Zo afschuwelijk was het gedrag van de menigte wanneer een man aan de schandpaal werd genageld, zo vernederd en wreed waren zij, dat zij die nu kinderen zijn, nauwelijks in staat zullen zijn, wanneer zij volwassen zijn, zich het bestaan van zulke wreedheden voor te stellen, veel minder te geloven dat zij werden toegestaan en aangemoedigd door advocaten, jury’s en wat gewoonlijk wordt aangeduid als respectabele mensen.
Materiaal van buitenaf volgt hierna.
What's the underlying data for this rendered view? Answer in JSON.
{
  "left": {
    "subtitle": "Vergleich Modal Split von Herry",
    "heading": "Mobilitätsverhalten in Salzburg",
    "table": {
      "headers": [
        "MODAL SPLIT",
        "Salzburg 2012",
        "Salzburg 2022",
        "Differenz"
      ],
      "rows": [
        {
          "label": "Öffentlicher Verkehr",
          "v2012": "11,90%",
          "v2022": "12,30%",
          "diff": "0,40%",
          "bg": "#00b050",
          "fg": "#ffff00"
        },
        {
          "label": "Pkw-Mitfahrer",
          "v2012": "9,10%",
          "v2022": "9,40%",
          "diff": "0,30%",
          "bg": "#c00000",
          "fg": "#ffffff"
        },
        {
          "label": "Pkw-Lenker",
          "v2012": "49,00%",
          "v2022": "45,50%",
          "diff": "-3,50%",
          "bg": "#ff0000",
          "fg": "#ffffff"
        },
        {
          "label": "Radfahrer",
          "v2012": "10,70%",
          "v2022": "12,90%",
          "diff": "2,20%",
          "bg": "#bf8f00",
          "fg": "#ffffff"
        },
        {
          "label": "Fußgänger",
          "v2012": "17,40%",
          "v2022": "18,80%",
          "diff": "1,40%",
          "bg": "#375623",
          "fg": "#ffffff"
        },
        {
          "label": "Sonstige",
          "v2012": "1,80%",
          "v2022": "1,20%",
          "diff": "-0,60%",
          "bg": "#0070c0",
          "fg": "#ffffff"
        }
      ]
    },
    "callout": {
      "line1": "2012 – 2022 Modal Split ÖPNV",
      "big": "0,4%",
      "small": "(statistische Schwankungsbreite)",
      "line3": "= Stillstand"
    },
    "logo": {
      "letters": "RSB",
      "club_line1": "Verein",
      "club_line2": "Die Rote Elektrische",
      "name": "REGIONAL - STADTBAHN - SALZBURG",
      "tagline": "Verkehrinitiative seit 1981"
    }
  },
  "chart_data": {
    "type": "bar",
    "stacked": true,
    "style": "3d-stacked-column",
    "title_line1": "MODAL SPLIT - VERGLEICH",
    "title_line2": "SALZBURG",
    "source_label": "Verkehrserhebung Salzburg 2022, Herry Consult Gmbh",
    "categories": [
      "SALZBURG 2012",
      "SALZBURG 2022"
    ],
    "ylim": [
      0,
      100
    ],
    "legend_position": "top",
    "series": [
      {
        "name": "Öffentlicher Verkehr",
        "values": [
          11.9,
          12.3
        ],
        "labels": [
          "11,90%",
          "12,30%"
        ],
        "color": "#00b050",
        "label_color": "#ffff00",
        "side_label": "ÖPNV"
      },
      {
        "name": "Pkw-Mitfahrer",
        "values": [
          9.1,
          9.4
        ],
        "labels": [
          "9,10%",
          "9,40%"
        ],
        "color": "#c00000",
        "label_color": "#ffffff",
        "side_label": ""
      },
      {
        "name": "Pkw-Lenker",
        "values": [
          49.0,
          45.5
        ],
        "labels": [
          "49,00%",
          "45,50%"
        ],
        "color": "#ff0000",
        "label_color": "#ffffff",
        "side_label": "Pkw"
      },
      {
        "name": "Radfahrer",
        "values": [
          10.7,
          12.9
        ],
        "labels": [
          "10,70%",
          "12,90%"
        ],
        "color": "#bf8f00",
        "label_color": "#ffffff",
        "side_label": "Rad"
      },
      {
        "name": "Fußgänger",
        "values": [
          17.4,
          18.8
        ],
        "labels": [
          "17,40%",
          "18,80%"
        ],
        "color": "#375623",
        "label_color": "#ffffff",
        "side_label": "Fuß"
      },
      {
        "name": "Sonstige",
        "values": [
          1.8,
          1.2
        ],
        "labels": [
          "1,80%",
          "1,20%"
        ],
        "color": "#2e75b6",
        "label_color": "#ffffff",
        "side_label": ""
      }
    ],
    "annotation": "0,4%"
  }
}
Zelfs het volk, dat beter onderwezen en humaner is dan zijn ouders, zal met ongeloof de verhalen aanhoren, die misschien over de schandpaal worden verteld.
De tijd om op en in de schandpaal te staan, of liever rond te lopen, was gewoonlijk een uur, van 12 tot 1 uur ’s middags, het gewone eetuur van allerlei personen die hun brood verdienen met de arbeid van hun handen, en bijgevolg het uur waarop de straten overvol waren met zulke mensen.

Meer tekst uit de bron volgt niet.